Command Line Options (`phylophlan2_get_reference.py`)

This script is used to get reference genomes of a specified species. This is particularly useful when the user needs to build a tree to confront samples with an existing one. When using the -g parameter the output will be a directory with the requested genomes. Other information here

usage: phylophlan2_get_reference.py [-h] (-g GET | -l)
                                    [-e OUTPUT_FILE_EXTENSION] [-o OUTPUT]
                                    [-n HOW_MANY] [-m GENBANK_MAPPING]
                                    [--verbose] [-v]

optional arguments:
  -h, --help            show this help message and exit
  -g GET, --get GET     Specify the taxonomic label for which download the set
                        of reference genomes. The label must represents a
                        valid taxonomic level or the special case "all"
                        (default: None)
  -l, --list_clades     Print for all taxa the total number of species and
                        reference genomes available (default: False)
  -e OUTPUT_FILE_EXTENSION, --output_file_extension OUTPUT_FILE_EXTENSION
                        Specify path to the extension of the output files
                        (default: .fna.gz)
  -o OUTPUT, --output OUTPUT
                        Specify path to the output folder where to save the
                        files, required when -g/--get is specified (default:
                        None)
  -n HOW_MANY, --how_many HOW_MANY
                        Specify how many reference genomes to download for each species,
                        where -1 stands for "all available" (default: 4)
  -m GENBANK_MAPPING, --genbank_mapping GENBANK_MAPPING
                        The local GenBank mapping file, if not found it will
                        be automatically downloaded (default:
                        assembly_summary_genbank.txt)
  --verbose             Prints more stuff (default: False)
  -v, --version         Prints the current phylophlan2_get_reference.py version
                        and exit

Command Line Options (`phylophlan2_strain_finder.py`)

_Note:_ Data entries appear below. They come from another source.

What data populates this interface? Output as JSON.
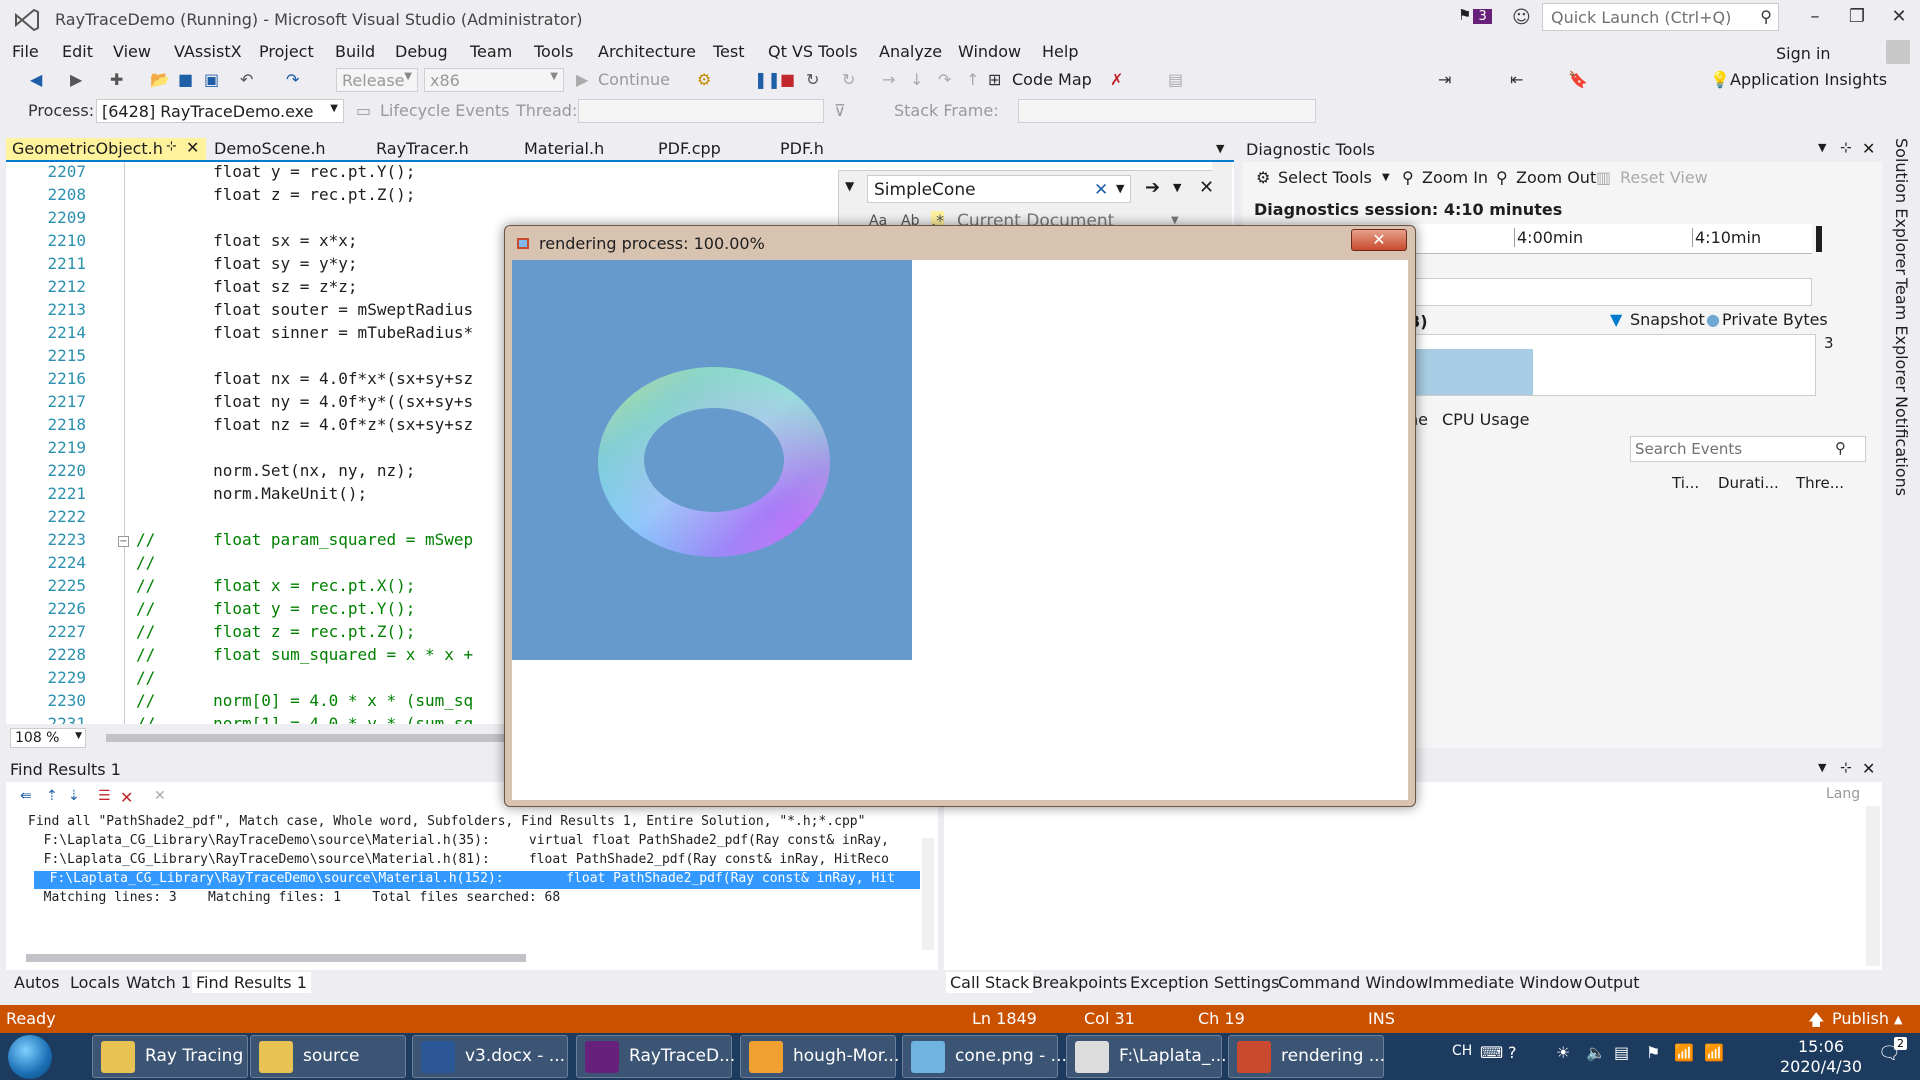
{
  "window": {
    "title": "RayTraceDemo (Running) - Microsoft Visual Studio (Administrator)",
    "notification_count": "3",
    "quick_launch_placeholder": "Quick Launch (Ctrl+Q)",
    "sign_in": "Sign in"
  },
  "menu": [
    "File",
    "Edit",
    "View",
    "VAssistX",
    "Project",
    "Build",
    "Debug",
    "Team",
    "Tools",
    "Architecture",
    "Test",
    "Qt VS Tools",
    "Analyze",
    "Window",
    "Help"
  ],
  "toolbar": {
    "config": "Release",
    "platform": "x86",
    "continue": "Continue",
    "code_map": "Code Map",
    "app_insights": "Application Insights"
  },
  "procbar": {
    "process_label": "Process:",
    "process_value": "[6428] RayTraceDemo.exe",
    "lifecycle": "Lifecycle Events",
    "thread": "Thread:",
    "stack_frame": "Stack Frame:"
  },
  "doc_tabs": [
    "GeometricObject.h",
    "DemoScene.h",
    "RayTracer.h",
    "Material.h",
    "PDF.cpp",
    "PDF.h"
  ],
  "find": {
    "query": "SimpleCone",
    "scope": "Current Document"
  },
  "code": [
    {
      "n": "2207",
      "t": "        float y = rec.pt.Y();",
      "c": false
    },
    {
      "n": "2208",
      "t": "        float z = rec.pt.Z();",
      "c": false
    },
    {
      "n": "2209",
      "t": "",
      "c": false
    },
    {
      "n": "2210",
      "t": "        float sx = x*x;",
      "c": false
    },
    {
      "n": "2211",
      "t": "        float sy = y*y;",
      "c": false
    },
    {
      "n": "2212",
      "t": "        float sz = z*z;",
      "c": false
    },
    {
      "n": "2213",
      "t": "        float souter = mSweptRadius",
      "c": false
    },
    {
      "n": "2214",
      "t": "        float sinner = mTubeRadius*",
      "c": false
    },
    {
      "n": "2215",
      "t": "",
      "c": false
    },
    {
      "n": "2216",
      "t": "        float nx = 4.0f*x*(sx+sy+sz",
      "c": false
    },
    {
      "n": "2217",
      "t": "        float ny = 4.0f*y*((sx+sy+s",
      "c": false
    },
    {
      "n": "2218",
      "t": "        float nz = 4.0f*z*(sx+sy+sz",
      "c": false
    },
    {
      "n": "2219",
      "t": "",
      "c": false
    },
    {
      "n": "2220",
      "t": "        norm.Set(nx, ny, nz);",
      "c": false
    },
    {
      "n": "2221",
      "t": "        norm.MakeUnit();",
      "c": false
    },
    {
      "n": "2222",
      "t": "",
      "c": false
    },
    {
      "n": "2223",
      "t": "//      float param_squared = mSwep",
      "c": true
    },
    {
      "n": "2224",
      "t": "//",
      "c": true
    },
    {
      "n": "2225",
      "t": "//      float x = rec.pt.X();",
      "c": true
    },
    {
      "n": "2226",
      "t": "//      float y = rec.pt.Y();",
      "c": true
    },
    {
      "n": "2227",
      "t": "//      float z = rec.pt.Z();",
      "c": true
    },
    {
      "n": "2228",
      "t": "//      float sum_squared = x * x +",
      "c": true
    },
    {
      "n": "2229",
      "t": "//",
      "c": true
    },
    {
      "n": "2230",
      "t": "//      norm[0] = 4.0 * x * (sum_sq",
      "c": true
    },
    {
      "n": "2231",
      "t": "//      norm[1] = 4.0 * y * (sum_sq",
      "c": true
    }
  ],
  "zoom": "108 %",
  "diagnostics": {
    "title": "Diagnostic Tools",
    "select_tools": "Select Tools",
    "zoom_in": "Zoom In",
    "zoom_out": "Zoom Out",
    "reset_view": "Reset View",
    "session": "Diagnostics session: 4:10 minutes",
    "tick1": "4:00min",
    "tick2": "4:10min",
    "mem_unit": "B)",
    "snapshot": "Snapshot",
    "private_bytes": "Private Bytes",
    "axis_max": "3",
    "events_tab": "ne",
    "cpu_tab": "CPU Usage",
    "search_events": "Search Events",
    "col_time": "Ti...",
    "col_duration": "Durati...",
    "col_thread": "Thre..."
  },
  "dialog": {
    "title": "rendering process: 100.00%",
    "close": "✕"
  },
  "find_results": {
    "title": "Find Results 1",
    "lines": [
      "Find all \"PathShade2_pdf\", Match case, Whole word, Subfolders, Find Results 1, Entire Solution, \"*.h;*.cpp\"",
      "  F:\\Laplata_CG_Library\\RayTraceDemo\\source\\Material.h(35):     virtual float PathShade2_pdf(Ray const& inRay,",
      "  F:\\Laplata_CG_Library\\RayTraceDemo\\source\\Material.h(81):     float PathShade2_pdf(Ray const& inRay, HitReco",
      "  F:\\Laplata_CG_Library\\RayTraceDemo\\source\\Material.h(152):        float PathShade2_pdf(Ray const& inRay, Hit",
      "  Matching lines: 3    Matching files: 1    Total files searched: 68"
    ]
  },
  "output_lang": "Lang",
  "bottom_tabs_left": [
    "Autos",
    "Locals",
    "Watch 1",
    "Find Results 1"
  ],
  "bottom_tabs_right": [
    "Call Stack",
    "Breakpoints",
    "Exception Settings",
    "Command Window",
    "Immediate Window",
    "Output"
  ],
  "side_tabs": [
    "Solution Explorer",
    "Team Explorer",
    "Notifications"
  ],
  "status": {
    "ready": "Ready",
    "ln": "Ln 1849",
    "col": "Col 31",
    "ch": "Ch 19",
    "ins": "INS",
    "publish": "Publish"
  },
  "taskbar": [
    {
      "label": "Ray Tracing",
      "icon": "folder-icon"
    },
    {
      "label": "source",
      "icon": "folder-icon"
    },
    {
      "label": "v3.docx - ...",
      "icon": "word-icon"
    },
    {
      "label": "RayTraceD...",
      "icon": "visual-studio-icon"
    },
    {
      "label": "hough-Mor...",
      "icon": "app-icon"
    },
    {
      "label": "cone.png - ...",
      "icon": "paint-icon"
    },
    {
      "label": "F:\\Laplata_...",
      "icon": "console-icon"
    },
    {
      "label": "rendering ...",
      "icon": "render-app-icon"
    }
  ],
  "tray": {
    "ime": "CH",
    "time": "15:06",
    "date": "2020/4/30",
    "notif": "2"
  }
}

This script can be used to perform analysis on trees built with phylophlan2.py. The output is a table that contains the subtrees and information about the minimum, mean, and maximum distance between nodes in the subtree, the minimum, mean and maximum mutation rate between nodes in the subtree, the distance and mutation rate between each node in the subtree. Other information here

usage: phylophlan2_strain_finder.py [-h] -i INPUT -m MUTATION_RATES
                                    [--p_threshold P_THRESHOLD]
                                    [--m_threshold M_THRESHOLD]
                                    [--tree_format {newick,nexus,phyloxml,cdao,nexml}]
                                    [-o OUTPUT] [--overwrite] [-s {,,	,;}]
                                    [--verbose] [-v]

optional arguments:
  -h, --help            show this help message and exit
  -i INPUT, --input INPUT
                        Specify the file of the phylogenetic tree as generated from
                        phylophlan2.py (default: None)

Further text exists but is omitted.